Der Unabhängige Verwaltungssenat des Landes Oberösterreich hat durch sein Mitglied Mag. Thomas Kühberger über die Berufung des Herrn H W, vertreten durch RA Dr. C S, W, vom 10. April 2006, gegen das Straferkenntnis der Bezirkshauptmannschaft Freistadt vom 15. März 2006, UR96-17-2005, wegen Übertretungen des Abfallwirtschaftsgesetzes 2002 nach Durchführung einer öffentlichen mündlichen Verhandlung am 16. Mai 2007, zu Recht erkannt:

 

 

I.       Der Berufung wird Folge gegeben, das angefochtene Straferkenntnis aufgehoben und das Verwaltungsstrafverfahren eingestellt.

 

II.     Es entfallen sämtliche Verfahrenskostenbeiträge.

 

Rechtsgrundlagen:

zu I.:    § 66 Abs.4 Allgemeines Verwaltungsverfahrensgesetz 1991 (AVG), BGBl. Nr. 51/1991 idgF iVm §§ 24, 45 Abs.1 Z3 und 51 Verwaltungsstrafgesetz 1991 (VStG), BGBl. Nr.52/1991 idgF.

zu II.: § 66 VStG

 

 

Entscheidungsgründe:

 

1.   Mit Straferkenntnis der Bezirkshauptmannschaft Freistadt vom 15. März 2006, UR96-17-2005, wurde über den Berufungswerber wegen einer Verwaltungsübertretung nach § 79 Abs.1 Z1 iVm § 15 Abs.1 und § 1 Abs.3 Z1, 2, 4 und 5 AWG 2002 eine Geldstrafe von 1.815 Euro, im Fall der Uneinbringlichkeit eine Ersatzfreiheitsstrafe von 168 Stunden, sowie wegen einer Verwaltungsübertretung nach § 79 Abs.2 Z3 iVm § 15 Abs.1 und § 1 Abs.3 Z1, 2, 4 und 5 AWG 2002 eine Ermahnung erteilt.

 

Dem Straferkenntnis lag folgender Tatvorwurf zugrunde:

"Der Beschuldigte, Herr H W, L, hat es als gemäß § 26 Abs 3 in Verbindung mit § 9 VStG 1991 verwaltungsstrafrechtlich verantwortlicher abfallrechtlicher sowie handelsrechtlicher Geschäftsführer der "P E" im Standort L, zu vertreten, dass, wie anlässlich einer behördlichen Überprüfung am 7. Oktober 2005 auf dem Firmengelände der Firma "P E.", nachstehende Übertretungen festgestellt wurden:

 

1.   Im Bereich der Altölübernahmestelle waren mindestens 6 Stück 200-l-Stahlspundfässer und im Nahbereich des Altöllagers waren mindestens 12 Stück 200-l-Stahlspundfässer, mit Flüssigkeiten unbekannter Herkunft befüllt, unsachgemäß zwischengelagert.

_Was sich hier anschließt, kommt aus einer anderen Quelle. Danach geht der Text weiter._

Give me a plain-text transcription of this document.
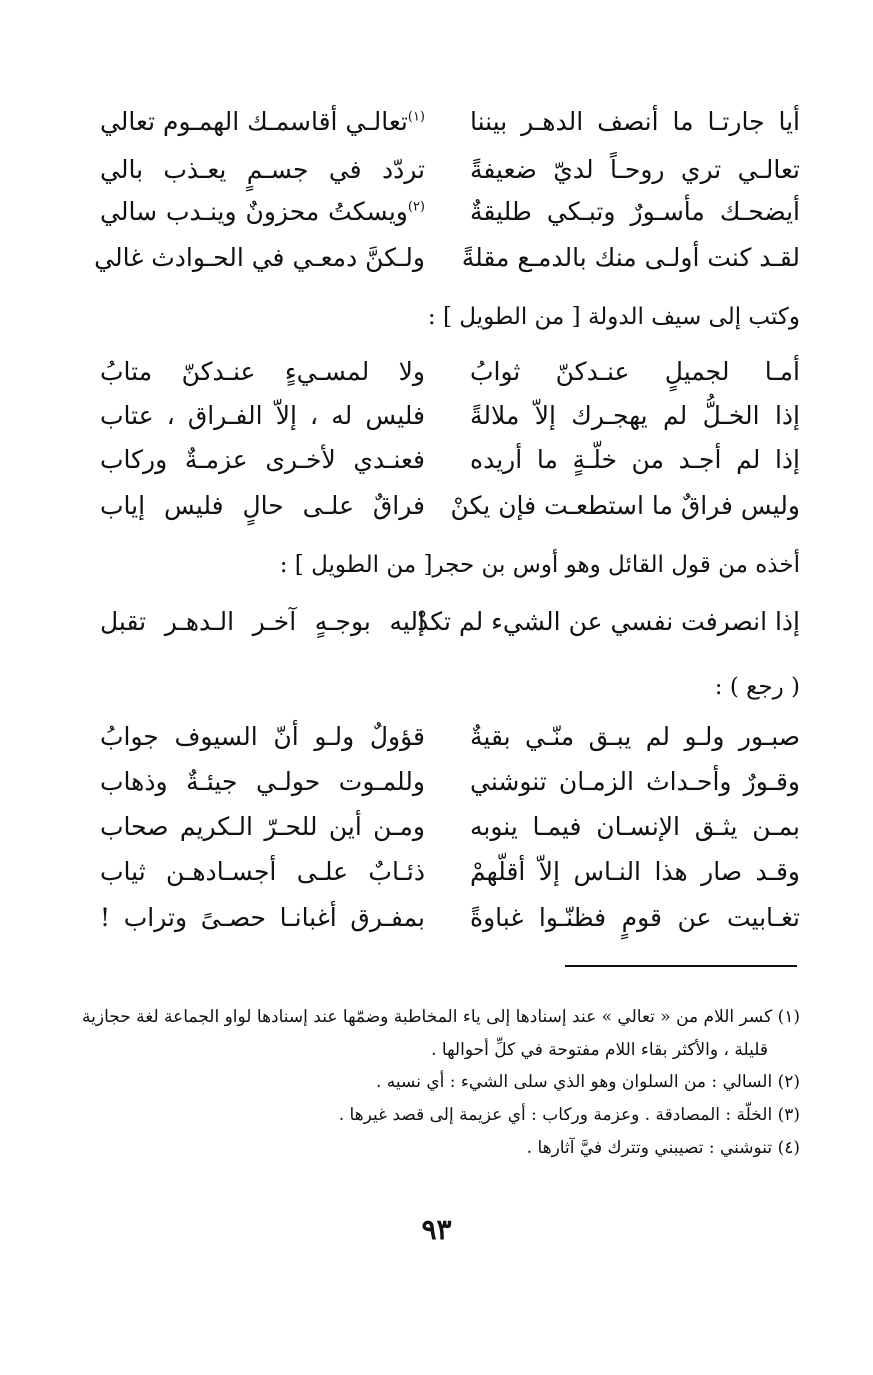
أيا جارتـا ما أنصف الدهـر بيننا
$^{(١)}$تعالـي أقاسمـك الهمـوم تعالي
تعالـي تري روحـاً لديّ ضعيفةً
تردّد في جسـمٍ يعـذب بالي
أيضحـك مأسـورٌ وتبـكي طليقةٌ
$^{(٢)}$ويسكتُ محزونٌ وينـدب سالي
لقـد كنت أولـى منك بالدمـع مقلةً
ولـكنَّ دمعـي في الحـوادث غالي
وكتب إلى سيف الدولة [ من الطويل ] :
أمـا لجميلٍ عنـدكنّ ثوابُ
ولا لمسـيءٍ عنـدكنّ متابُ
إذا الخـلُّ لم يهجـرك إلاّ ملالةً
فليس له ، إلاّ الفـراق ، عتاب
إذا لم أجـد من خلّـةٍ ما أريده
فعنـدي لأخـرى عزمـةٌ وركاب
وليس فراقٌ ما استطعـت فإن يكنْ
فراقٌ علـى حالٍ فليس إياب
أخذه من قول القائل وهو أوس بن حجر[ من الطويل ] :
إذا انصرفت نفسي عن الشيء لم تكدْ
إليه بوجـهٍ آخـر الـدهـر تقبل
( رجع ) :
صبـور ولـو لم يبـق منّـي بقيةٌ
قؤولٌ ولـو أنّ السيوف جوابُ
وقـورٌ وأحـداث الزمـان تنوشني
وللمـوت حولـي جيئـةٌ وذهاب
بمـن يثـق الإنسـان فيمـا ينوبه
ومـن أين للحـرّ الـكريم صحاب
وقـد صار هذا النـاس إلاّ أقلّهمْ
ذئـابٌ علـى أجسـادهـن ثياب
تغـابيت عن قومٍ فظنّـوا غباوةً
بمفـرق أغبانـا حصـىً وتراب !
(١) كسر اللام من « تعالي » عند إسنادها إلى ياء المخاطبة وضمّها عند إسنادها لواو الجماعة لغة حجازية
قليلة ، والأكثر بقاء اللام مفتوحة في كلِّ أحوالها .
(٢) السالي : من السلوان وهو الذي سلى الشيء : أي نسيه .
(٣) الخلّة : المصادقة . وعزمة وركاب : أي عزيمة إلى قصد غيرها .
(٤) تنوشني : تصيبني وتترك فيَّ آثارها .
٩٣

(Ein Teil der Lagergebinde trug keine ausreichende Beschriftung hinsichtlich  Inhalt, Gefährlichkeit und Schlüsselnummer, usw. Die Ölabscheideranlage dieser Freifläche funktioniert bei einer Lagerung dieser Fässer nicht, weil diese nur Schutz für das Auslaufen von Altölen bietet, nicht aber bei anderen Flüssigkeiten).

 

2.   In den Lagerboxen war zum Zeitpunkt des Lokalaugenscheines eine Menge an Hausmüll und Gewerbeabfall von ca. 1.000 m³ unsachgemäß zwischengelagert.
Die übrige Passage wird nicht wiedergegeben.